In recent days, however, the surge of adulation for Gu on the Chinese internet has been somewhat tempered by a small undercurrent of discontent. Some social media users blame her for ignoring her privileged status after comments she made about internet freedom in China.

It all started when a user commented on one of Gu’s Instagram posts before she won the gold medal in the women’s big air freeski event last week.

“Why can you use Instagram and millions of mainland Chinese can’t,” the commenter wrote, according to a screenshot of the since-deleted exchange. The user then asked why Gu received “special treatment” compared to other Chinese citizens.

“It’s not fair, can you speak for those millions of Chinese who don’t have internet freedom,” the user added.

“Anyone can download a VPN,” Gu replied, according to the screenshot. “It’s literally free on the App Store.”

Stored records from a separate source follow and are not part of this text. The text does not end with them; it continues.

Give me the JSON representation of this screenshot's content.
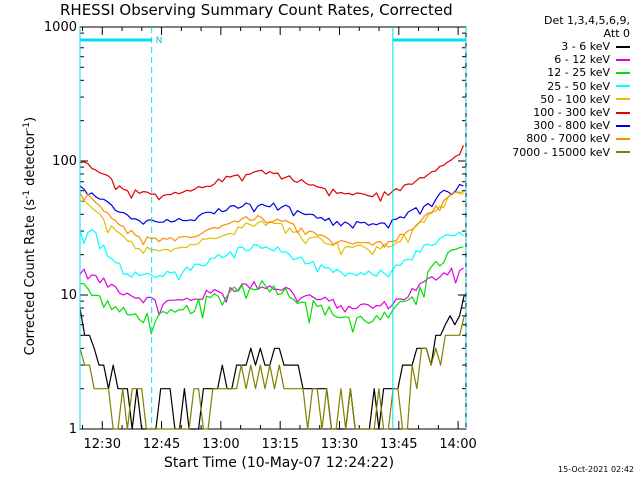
{
  "chart_data": {
    "type": "line",
    "title": "RHESSI Observing Summary Count Rates, Corrected",
    "xlabel": "Start Time (10-May-07 12:24:22)",
    "ylabel_main": "Corrected Count Rate (s",
    "ylabel_exp1": "-1",
    "ylabel_mid": " detector",
    "ylabel_exp2": "-1",
    "ylabel_end": ")",
    "yscale": "log",
    "ylim": [
      1,
      1000
    ],
    "xlim_minutes": [
      24.37,
      122
    ],
    "x_ticks": [
      {
        "label": "12:30",
        "min": 30
      },
      {
        "label": "12:45",
        "min": 45
      },
      {
        "label": "13:00",
        "min": 60
      },
      {
        "label": "13:15",
        "min": 75
      },
      {
        "label": "13:30",
        "min": 90
      },
      {
        "label": "13:45",
        "min": 105
      },
      {
        "label": "14:00",
        "min": 120
      }
    ],
    "y_ticks": [
      {
        "label": "1",
        "value": 1
      },
      {
        "label": "10",
        "value": 10
      },
      {
        "label": "100",
        "value": 100
      },
      {
        "label": "1000",
        "value": 1000
      }
    ],
    "legend_header": [
      "Det 1,3,4,5,6,9,",
      "Att 0"
    ],
    "night_intervals": [
      {
        "start": 24.37,
        "end": 42.5,
        "label": "N"
      },
      {
        "start": 103.5,
        "end": 122,
        "label": ""
      }
    ],
    "series": [
      {
        "name": "3 - 6 keV",
        "color": "#000000",
        "x": [
          24.4,
          26,
          28,
          30,
          33,
          36,
          40,
          45,
          50,
          55,
          60,
          65,
          70,
          75,
          80,
          85,
          90,
          95,
          100,
          103,
          105,
          110,
          115,
          118,
          120,
          121.8
        ],
        "y": [
          7,
          4.5,
          3.2,
          2.5,
          2,
          1.7,
          1.4,
          1.2,
          1.3,
          1.6,
          2.4,
          3,
          3.1,
          2.9,
          2.3,
          1.8,
          1.4,
          1.3,
          1.6,
          1.9,
          2.4,
          3.2,
          4.5,
          6,
          7,
          7.5
        ]
      },
      {
        "name": "6 - 12 keV",
        "color": "#e000e0",
        "x": [
          24.4,
          27,
          30,
          33,
          36,
          40,
          45,
          50,
          55,
          60,
          65,
          70,
          75,
          80,
          85,
          90,
          95,
          100,
          103,
          106,
          110,
          115,
          118,
          121.8
        ],
        "y": [
          15,
          14,
          12.5,
          11.5,
          10.5,
          9.5,
          8.8,
          9,
          9.8,
          10.8,
          11.6,
          11.8,
          11.3,
          10.2,
          9.2,
          8.5,
          8.2,
          8.2,
          8.6,
          9.5,
          11.5,
          14,
          15.5,
          16
        ]
      },
      {
        "name": "12 - 25 keV",
        "color": "#00e000",
        "x": [
          24.4,
          27,
          30,
          33,
          36,
          40,
          45,
          50,
          55,
          60,
          65,
          70,
          75,
          80,
          85,
          90,
          95,
          100,
          103,
          106,
          110,
          115,
          118,
          121.8
        ],
        "y": [
          12,
          10.5,
          9,
          8,
          7.2,
          6.8,
          6.8,
          7.4,
          8.6,
          10.2,
          11.6,
          12,
          11,
          9.3,
          8,
          7,
          6.6,
          6.6,
          7,
          8.5,
          12,
          17,
          20.5,
          22
        ]
      },
      {
        "name": "25 - 50 keV",
        "color": "#00ffff",
        "x": [
          24.4,
          26,
          28,
          30,
          33,
          36,
          40,
          45,
          50,
          55,
          60,
          65,
          70,
          75,
          80,
          85,
          90,
          95,
          100,
          103,
          106,
          110,
          115,
          118,
          121.8
        ],
        "y": [
          30,
          27,
          31,
          23,
          18,
          16,
          14.5,
          14,
          15,
          17,
          19.5,
          22,
          23,
          21.5,
          18.5,
          16,
          14.5,
          14,
          14.5,
          15.5,
          18,
          21.5,
          25,
          27.5,
          28.5
        ]
      },
      {
        "name": "50 - 100 keV",
        "color": "#e0c000",
        "x": [
          24.4,
          27,
          30,
          33,
          36,
          40,
          45,
          50,
          55,
          60,
          65,
          70,
          75,
          80,
          85,
          90,
          95,
          100,
          103,
          106,
          110,
          115,
          118,
          121.8
        ],
        "y": [
          52,
          45,
          37,
          30,
          25.5,
          23,
          22,
          22.5,
          25,
          28.5,
          32.5,
          35,
          33.5,
          29.5,
          26,
          23.5,
          22.5,
          22.5,
          23.5,
          26.5,
          33,
          45,
          55,
          60
        ]
      },
      {
        "name": "100 - 300 keV",
        "color": "#e00000",
        "x": [
          24.4,
          27,
          30,
          33,
          36,
          40,
          45,
          50,
          55,
          60,
          65,
          70,
          75,
          80,
          85,
          90,
          95,
          100,
          103,
          106,
          110,
          115,
          118,
          120.5,
          121.8
        ],
        "y": [
          100,
          93,
          82,
          70,
          62,
          57,
          55,
          57,
          63,
          72,
          80,
          84,
          80,
          71,
          63,
          58,
          56,
          56,
          58,
          63,
          73,
          90,
          105,
          110,
          140
        ]
      },
      {
        "name": "300 - 800 keV",
        "color": "#0000e0",
        "x": [
          24.4,
          27,
          30,
          33,
          36,
          40,
          45,
          50,
          55,
          60,
          65,
          70,
          75,
          80,
          85,
          90,
          95,
          100,
          103,
          106,
          110,
          115,
          118,
          121.8
        ],
        "y": [
          65,
          59,
          51,
          44,
          39,
          36,
          35,
          36,
          39,
          43,
          46.5,
          48,
          46.5,
          42,
          38,
          35,
          34,
          34,
          35,
          38,
          45,
          55,
          63,
          68
        ]
      },
      {
        "name": "800 - 7000 keV",
        "color": "#ff8c00",
        "x": [
          24.4,
          27,
          30,
          33,
          36,
          40,
          45,
          50,
          55,
          60,
          65,
          70,
          75,
          80,
          85,
          90,
          95,
          100,
          103,
          106,
          110,
          115,
          118,
          121.8
        ],
        "y": [
          60,
          53,
          45,
          37,
          31,
          27,
          25.5,
          26,
          29,
          33,
          36.5,
          38,
          36,
          31.5,
          27.5,
          25,
          24,
          24,
          25,
          28,
          35,
          46,
          55,
          59
        ]
      },
      {
        "name": "7000 - 15000 keV",
        "color": "#808000",
        "x": [
          24.4,
          26,
          28,
          30,
          33,
          36,
          40,
          45,
          50,
          55,
          60,
          65,
          70,
          75,
          80,
          85,
          90,
          95,
          100,
          103,
          105,
          110,
          115,
          118,
          120,
          121.8
        ],
        "y": [
          3.5,
          2.5,
          2,
          1.6,
          1.4,
          1.3,
          1.2,
          1.1,
          1.2,
          1.4,
          1.8,
          2.2,
          2.4,
          2.2,
          1.8,
          1.5,
          1.3,
          1.2,
          1.3,
          1.5,
          1.8,
          2.4,
          3.5,
          4.5,
          5.5,
          6
        ]
      }
    ]
  },
  "footer": {
    "timestamp": "15-Oct-2021 02:42"
  }
}
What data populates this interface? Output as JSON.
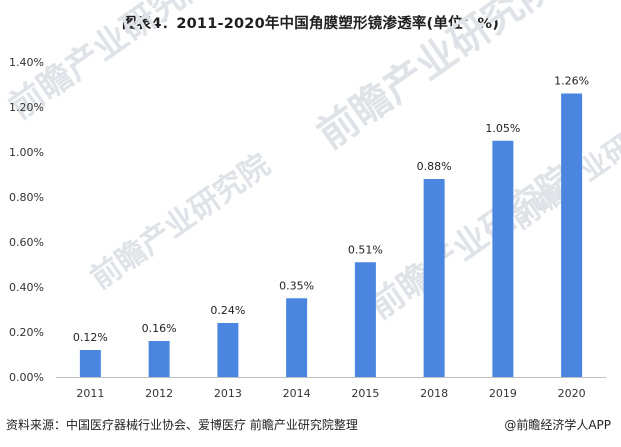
{
  "title": "图表4：2011-2020年中国角膜塑形镜渗透率(单位：%)",
  "footer": {
    "source": "资料来源：中国医疗器械行业协会、爱博医疗 前瞻产业研究院整理",
    "brand": "@前瞻经济学人APP"
  },
  "watermark": {
    "text": "前瞻产业研究院"
  },
  "colors": {
    "bar": "#4a86e0",
    "axis": "#bfbfbf",
    "text": "#333333"
  },
  "chart_data": {
    "type": "bar",
    "title": "图表4：2011-2020年中国角膜塑形镜渗透率(单位：%)",
    "xlabel": "",
    "ylabel": "",
    "categories": [
      "2011",
      "2012",
      "2013",
      "2014",
      "2015",
      "2018",
      "2019",
      "2020"
    ],
    "values": [
      0.12,
      0.16,
      0.24,
      0.35,
      0.51,
      0.88,
      1.05,
      1.26
    ],
    "value_labels": [
      "0.12%",
      "0.16%",
      "0.24%",
      "0.35%",
      "0.51%",
      "0.88%",
      "1.05%",
      "1.26%"
    ],
    "ylim": [
      0,
      1.4
    ],
    "yticks": [
      0,
      0.2,
      0.4,
      0.6,
      0.8,
      1.0,
      1.2,
      1.4
    ],
    "ytick_labels": [
      "0.00%",
      "0.20%",
      "0.40%",
      "0.60%",
      "0.80%",
      "1.00%",
      "1.20%",
      "1.40%"
    ],
    "grid": false,
    "legend": "none"
  }
}
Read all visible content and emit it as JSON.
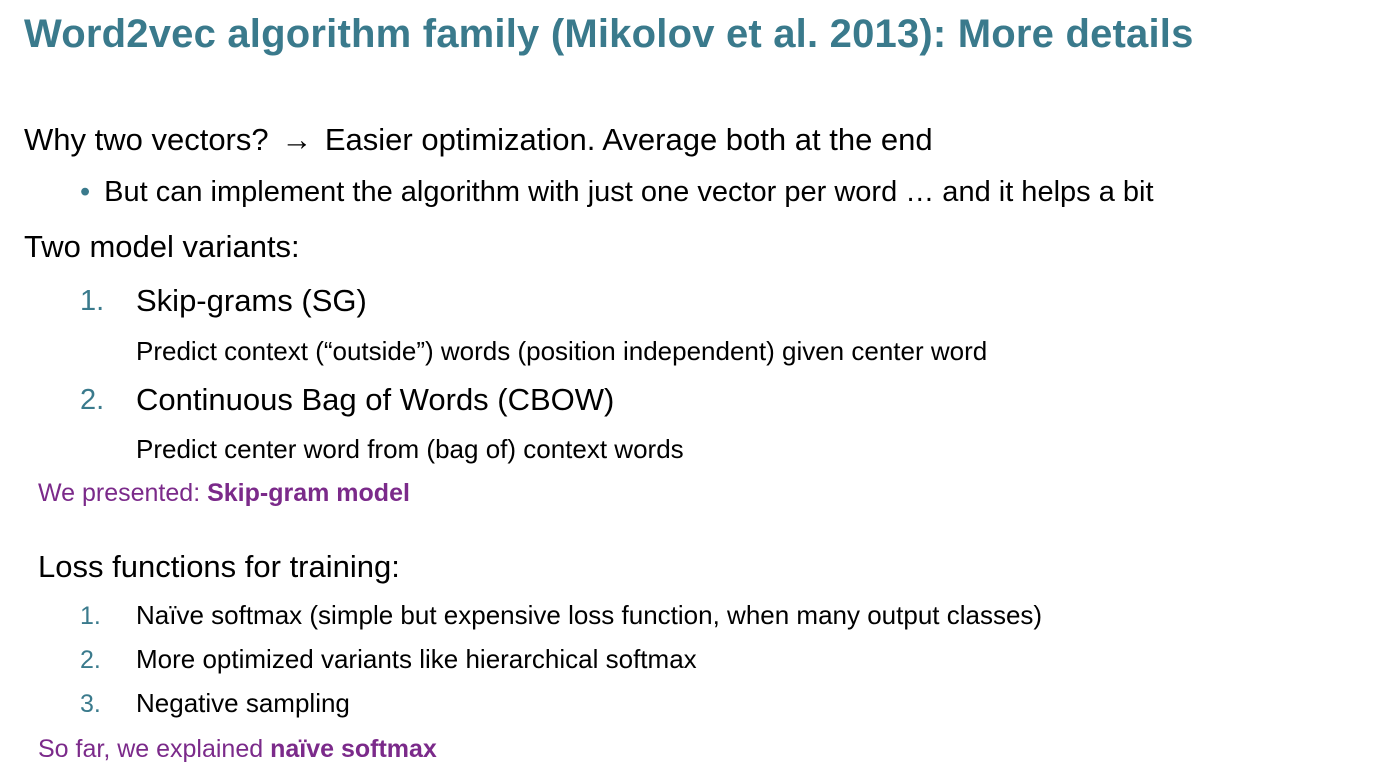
{
  "slide": {
    "title": "Word2vec algorithm family (Mikolov et al. 2013): More details",
    "why": {
      "lead": "Why two vectors?",
      "arrow": "→",
      "rest": "Easier optimization. Average both at the end"
    },
    "bullet": {
      "dot": "•",
      "text": "But can implement the algorithm with just one vector per word … and it helps a bit"
    },
    "variants_heading": "Two model variants:",
    "variants": [
      {
        "number": "1.",
        "name": "Skip-grams (SG)",
        "description": "Predict context (“outside”) words (position independent) given center word"
      },
      {
        "number": "2.",
        "name": "Continuous Bag of Words (CBOW)",
        "description": "Predict center word from (bag of) context words"
      }
    ],
    "presented_note": {
      "prefix": "We presented: ",
      "emphasis": "Skip-gram model"
    },
    "loss_heading": "Loss functions for training:",
    "loss_functions": [
      {
        "number": "1.",
        "text": "Naïve softmax (simple but expensive loss function, when many output classes)"
      },
      {
        "number": "2.",
        "text": "More optimized variants like hierarchical softmax"
      },
      {
        "number": "3.",
        "text": "Negative sampling"
      }
    ],
    "explained_note": {
      "prefix": "So far, we explained ",
      "emphasis": "naïve softmax"
    }
  },
  "colors": {
    "title": "#3a7a8c",
    "numbering": "#3a7a8c",
    "note": "#7b2a8a"
  }
}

Most major western news sites and social media apps like Twitter, Facebook and Instagram are outright blocked in China. Some Chinese, including several Olympic athletes like Gu, can cross the digital border using a VPN or virtual private network. But VPNs are increasingly difficult to access on the mainland, and Chinese authorities have punished citizens who used the technology to evolve the system of state-controlled internet filters known as the Great Firewall.

Within days, a screenshot of the Instagram exchange was circulating on Chinese social media. While some people praised Gu for her fighting spirit, others criticized her for being out of touch with the struggle of ordinary Chinese citizens.

“Literally I’m ‘nobody,'” wrote one user. “Literally, it’s illegal for me to use a VPN.”

The fervent discussion about Gu’s personal life in recent days has also sparked broader discussions about China’s lingering social inequalities. Several articles suggesting that the Chinese government was granting an exception to its ban on dual citizenship, allowing Gu to keep his US passport, have been censored in recent days. (Gu declined to answer repeated questions about his nationality.)

His mother, Yan Gu, is the daughter of a former Chinese government official and has worked for investment banks in the United States and as a venture capitalist between California and China. Eileen Gu also enjoyed an elite education in the United States and China, which is beyond the reach of most Chinese families.

In a viral post, a writer drew a comparison between Gu and a southern Chinese woman who appeared in a recent widely circulated video chained by the neck inside a shed. Since its release last month, the video has sparked public anger at Chinese authorities for their failure to protect vulnerable women.

“The systemic challenges and structural impediments that Chinese women face have not changed,” the author’s article writes. “The reality is that the vast majority of women have no chance of becoming Eileen Gu.”

In recent days, Chinese censors have also intervened to block this article.